Mashal and his fellow students were engaged in developing their intellects in a place of higher learning where students should be taught to think and express their minds. It was reported that Mashal’s social media postings show him as a progressive student who was deeply concerned about human rights and equality, and the intolerance in our society.
According to his friends and teachers Mashal had a humanistic and secular outlook, with a curious mind, which is natural for a twenty-three year old even in a county like Pakistan. Unfortunately, what has become normal in Pakistan nowadays is grave intolerance of secular and humanistic views.
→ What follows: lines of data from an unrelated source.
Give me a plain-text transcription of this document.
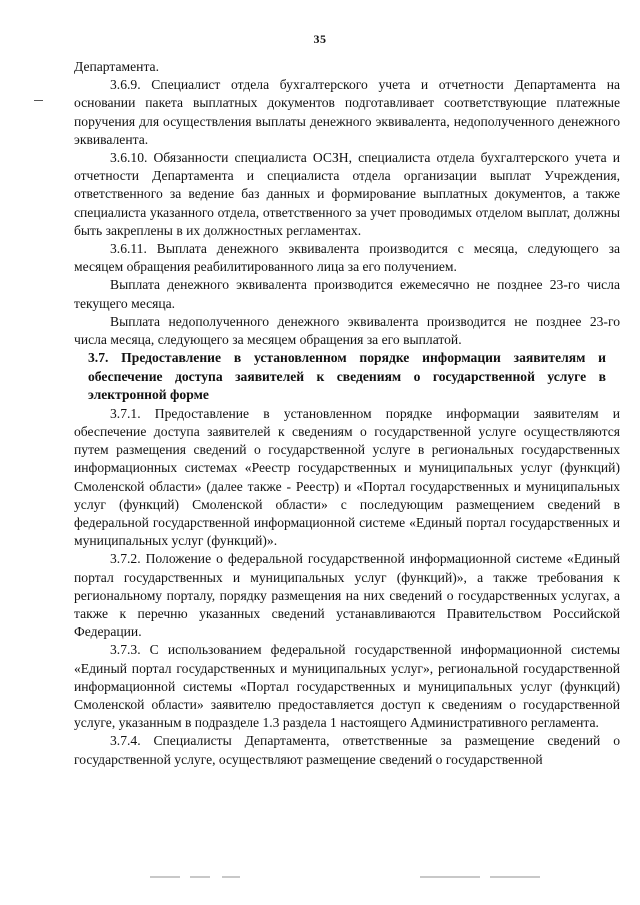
35

Департамента.

3.6.9. Специалист отдела бухгалтерского учета и отчетности Департамента на основании пакета выплатных документов подготавливает соответствующие платежные поручения для осуществления выплаты денежного эквивалента, недополученного денежного эквивалента.

3.6.10. Обязанности специалиста ОСЗН, специалиста отдела бухгалтерского учета и отчетности Департамента и специалиста отдела организации выплат Учреждения, ответственного за ведение баз данных и формирование выплатных документов, а также специалиста указанного отдела, ответственного за учет проводимых отделом выплат, должны быть закреплены в их должностных регламентах.

3.6.11. Выплата денежного эквивалента производится с месяца, следующего за месяцем обращения реабилитированного лица за его получением.

Выплата денежного эквивалента производится ежемесячно не позднее 23-го числа текущего месяца.

Выплата недополученного денежного эквивалента производится не позднее 23-го числа месяца, следующего за месяцем обращения за его выплатой.

3.7. Предоставление в установленном порядке информации заявителям и обеспечение доступа заявителей к сведениям о государственной услуге в электронной форме

3.7.1. Предоставление в установленном порядке информации заявителям и обеспечение доступа заявителей к сведениям о государственной услуге осуществляются путем размещения сведений о государственной услуге в региональных государственных информационных системах «Реестр государственных и муниципальных услуг (функций) Смоленской области» (далее также - Реестр) и «Портал государственных и муниципальных услуг (функций) Смоленской области» с последующим размещением сведений в федеральной государственной информационной системе «Единый портал государственных и муниципальных услуг (функций)».

3.7.2. Положение о федеральной государственной информационной системе «Единый портал государственных и муниципальных услуг (функций)», а также требования к региональному порталу, порядку размещения на них сведений о государственных услугах, а также к перечню указанных сведений устанавливаются Правительством Российской Федерации.

3.7.3. С использованием федеральной государственной информационной системы «Единый портал государственных и муниципальных услуг», региональной государственной информационной системы «Портал государственных и муниципальных услуг (функций) Смоленской области» заявителю предоставляется доступ к сведениям о государственной услуге, указанным в подразделе 1.3 раздела 1 настоящего Административного регламента.

3.7.4. Специалисты Департамента, ответственные за размещение сведений о государственной услуге, осуществляют размещение сведений о государственной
The fact that Mashal and one of his friends (who survived the attack) were dragged down from their dormitory rooms by a mob to kill in broad daylight speaks volumes about the grave condition of intolerance prevailing in Pakistan.
With great disappointment, we have noticed just a few days before Mashal Khan’s murder, Pakistani Prime Minister Nawaz Sharif voiced his support for a wide-ranging crackdown on blasphemous content on social media. In a statement he described blasphemy as an “unpardonable offence”. This kind of statements from persons in power emboldens intolerance and encourages fanatics to take laws in their own hands.
We have witnessed similar killings in Bangladesh in recent years. Avijit Roy, Mukto-Mona’s founder and author of several books, was killed in Dhaka in February 2015. Several others were also killed in an identical manner subsequently. Avijit and his fellow Bangladeshi humanist writers and bloggers were simply expressing their thoughts and curiosities in social media. And, in Bangladesh too, just as we are seeing in Pakistan, the government created a culture of lawlessness and immunity to killers in the name of protecting religious feelings of people.
And now, very predictably, the authorities are paying lip service and vowing to round up and bring the killers to justice. But if a society is not capable of tolerating opposing viewpoints, accommodating curiosity of young minds, and upholding the freedom of expression, it is doomed to fail.
As long as there is a blasphemy law or anything similar, religious fanatics will continue to believe that it is their duty to kill those who commit blasphemy and they can do this with impunity.
We demand justice and appropriate punishment of the killers of Mashal Khan. But more importantly, we want, in Pakistan, Bangladesh and all around the world, a social order that guarantees freedom of expression, encourages healthy intellectual and philosophical debates, and protects those who are not afraid of criticizing religious dogmas and superstitious beliefs.
We demand that the anti-blasphemy law in Pakistan, anti-freedom of expression act in Bangladesh (ICT Act 57) and other similar thought-stifling laws elsewhere in the world be abolished immediately.